Als leibhaftige Gestaltungsmacht sieht Schwarz den Einheitspolitiker Kohl, der Ende 1989 beherzt seine Chance nutzte, vor allem jedoch Kohl, den »Eurofighter«. Über alle Bedenken zwischen Bundesbank und Kurt Biedenkopf setzte Kohl sich hinweg. Beschleunigt hat er danach den Europäisierungsprozess auch wegen seines tiefen Misstrauens gegenüber Gorbatschow. Er fürchtete lange, der neue Kreml-Herr wolle den Westen auseinanderdividieren. In der Hinsicht war er, kurz gesagt, ziemlich blind.

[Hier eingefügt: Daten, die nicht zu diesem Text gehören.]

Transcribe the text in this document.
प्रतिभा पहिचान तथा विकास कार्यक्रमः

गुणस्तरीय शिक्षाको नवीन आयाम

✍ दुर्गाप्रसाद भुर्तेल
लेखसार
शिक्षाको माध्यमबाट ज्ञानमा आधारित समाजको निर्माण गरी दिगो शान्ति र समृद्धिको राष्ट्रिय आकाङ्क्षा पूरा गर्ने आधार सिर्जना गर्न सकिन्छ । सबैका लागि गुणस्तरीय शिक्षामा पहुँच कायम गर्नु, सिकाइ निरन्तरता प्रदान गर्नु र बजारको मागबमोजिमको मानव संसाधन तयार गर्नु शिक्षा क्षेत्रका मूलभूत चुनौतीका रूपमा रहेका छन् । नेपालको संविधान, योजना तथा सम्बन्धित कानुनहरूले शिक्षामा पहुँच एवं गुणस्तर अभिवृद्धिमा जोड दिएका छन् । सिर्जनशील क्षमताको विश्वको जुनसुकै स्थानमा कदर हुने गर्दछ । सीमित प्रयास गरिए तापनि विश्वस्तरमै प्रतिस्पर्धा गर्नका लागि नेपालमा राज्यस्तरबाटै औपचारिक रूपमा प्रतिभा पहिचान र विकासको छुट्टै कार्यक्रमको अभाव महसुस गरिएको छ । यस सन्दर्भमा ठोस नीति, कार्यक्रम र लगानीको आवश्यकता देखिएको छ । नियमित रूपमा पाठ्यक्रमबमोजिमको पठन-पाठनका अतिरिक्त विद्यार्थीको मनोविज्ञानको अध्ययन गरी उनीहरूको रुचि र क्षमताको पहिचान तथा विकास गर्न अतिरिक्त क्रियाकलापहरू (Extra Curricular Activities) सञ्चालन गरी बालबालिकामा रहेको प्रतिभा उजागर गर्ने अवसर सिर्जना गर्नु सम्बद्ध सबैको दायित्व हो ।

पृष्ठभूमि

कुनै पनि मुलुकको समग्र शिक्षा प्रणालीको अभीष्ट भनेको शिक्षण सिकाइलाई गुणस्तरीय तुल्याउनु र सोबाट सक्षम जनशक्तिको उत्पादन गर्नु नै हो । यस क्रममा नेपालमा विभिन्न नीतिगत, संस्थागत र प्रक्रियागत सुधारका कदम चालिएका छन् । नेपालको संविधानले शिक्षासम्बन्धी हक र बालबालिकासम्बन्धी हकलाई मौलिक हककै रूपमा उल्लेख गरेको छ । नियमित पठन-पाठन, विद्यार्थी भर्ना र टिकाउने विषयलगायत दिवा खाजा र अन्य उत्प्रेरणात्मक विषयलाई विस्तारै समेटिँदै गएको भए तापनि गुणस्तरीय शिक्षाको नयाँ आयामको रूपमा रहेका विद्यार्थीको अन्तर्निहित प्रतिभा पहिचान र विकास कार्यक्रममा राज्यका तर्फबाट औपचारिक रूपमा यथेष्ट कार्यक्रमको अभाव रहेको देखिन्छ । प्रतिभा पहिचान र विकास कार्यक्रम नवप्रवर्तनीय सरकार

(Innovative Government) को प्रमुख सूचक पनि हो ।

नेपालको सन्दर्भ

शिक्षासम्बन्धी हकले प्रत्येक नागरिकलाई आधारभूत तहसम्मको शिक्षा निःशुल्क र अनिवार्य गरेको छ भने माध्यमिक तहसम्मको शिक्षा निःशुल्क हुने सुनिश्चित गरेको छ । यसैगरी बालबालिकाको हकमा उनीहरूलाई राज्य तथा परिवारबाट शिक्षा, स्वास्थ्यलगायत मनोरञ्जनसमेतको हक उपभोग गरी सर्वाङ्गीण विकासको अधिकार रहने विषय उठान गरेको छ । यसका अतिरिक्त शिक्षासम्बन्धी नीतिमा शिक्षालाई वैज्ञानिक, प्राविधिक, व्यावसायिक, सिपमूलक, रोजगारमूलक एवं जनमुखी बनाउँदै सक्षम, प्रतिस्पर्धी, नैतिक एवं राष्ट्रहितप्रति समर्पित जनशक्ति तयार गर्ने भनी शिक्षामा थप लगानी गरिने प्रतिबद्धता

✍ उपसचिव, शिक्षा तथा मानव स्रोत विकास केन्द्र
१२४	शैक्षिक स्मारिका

Ach, Europa: Schwarz fürchtet, Adenauers Werk drohe zu scheitern wegen des Euro und der blinden Naivität, mit welcher Kohl seine »Vereinigten Staaten« bauen wollte. In der Spendenaffäre mag Kohl sich selber beschädigt haben, aber na ja – zur »tragischen Gestalt« könnte er aus Schwarz’ Sicht aus anderen Gründen werden, weil er nämlich Gutes gewollt und bewirkt hat in Europa, »aber leider im Übermaß und zu vertrauensvoll«. Welche Pointe der Geschichte: Wo Kohls Kritiker sich letztlich mit ihm aussöhnten, weil er in der Hauptsache – Europa – nicht versagte, verlassen ihn seine Bewunderer. Das wird nicht einfach mit der geplanten Kohl-Renaissance!

Der Fall Kohl: Es steckt viel alte Bundesrepublik in ihm drin, er war ihr letzter Kanzler – über 1989 hinaus, aber kein »Kanzler der Einheit«. Europa einsturzgefährdet – unter dem Strich führt das dazu, dass der Biograf ihm bei aller Sympathie den Titel des legitimen »Enkels« Adenauers verweigert. Kohl bleibt ein »Riese« für ihn, was viel, aber auch vieldeutig ist, und seine Biografie nennt er einen »Zwischenbericht«. Das allerdings stapelt tief, da sie eine wahre zeithistorische Fundgrube ist und die erste wirklich ernsthafte Annäherung an das Rätsel namens Helmut Kohl.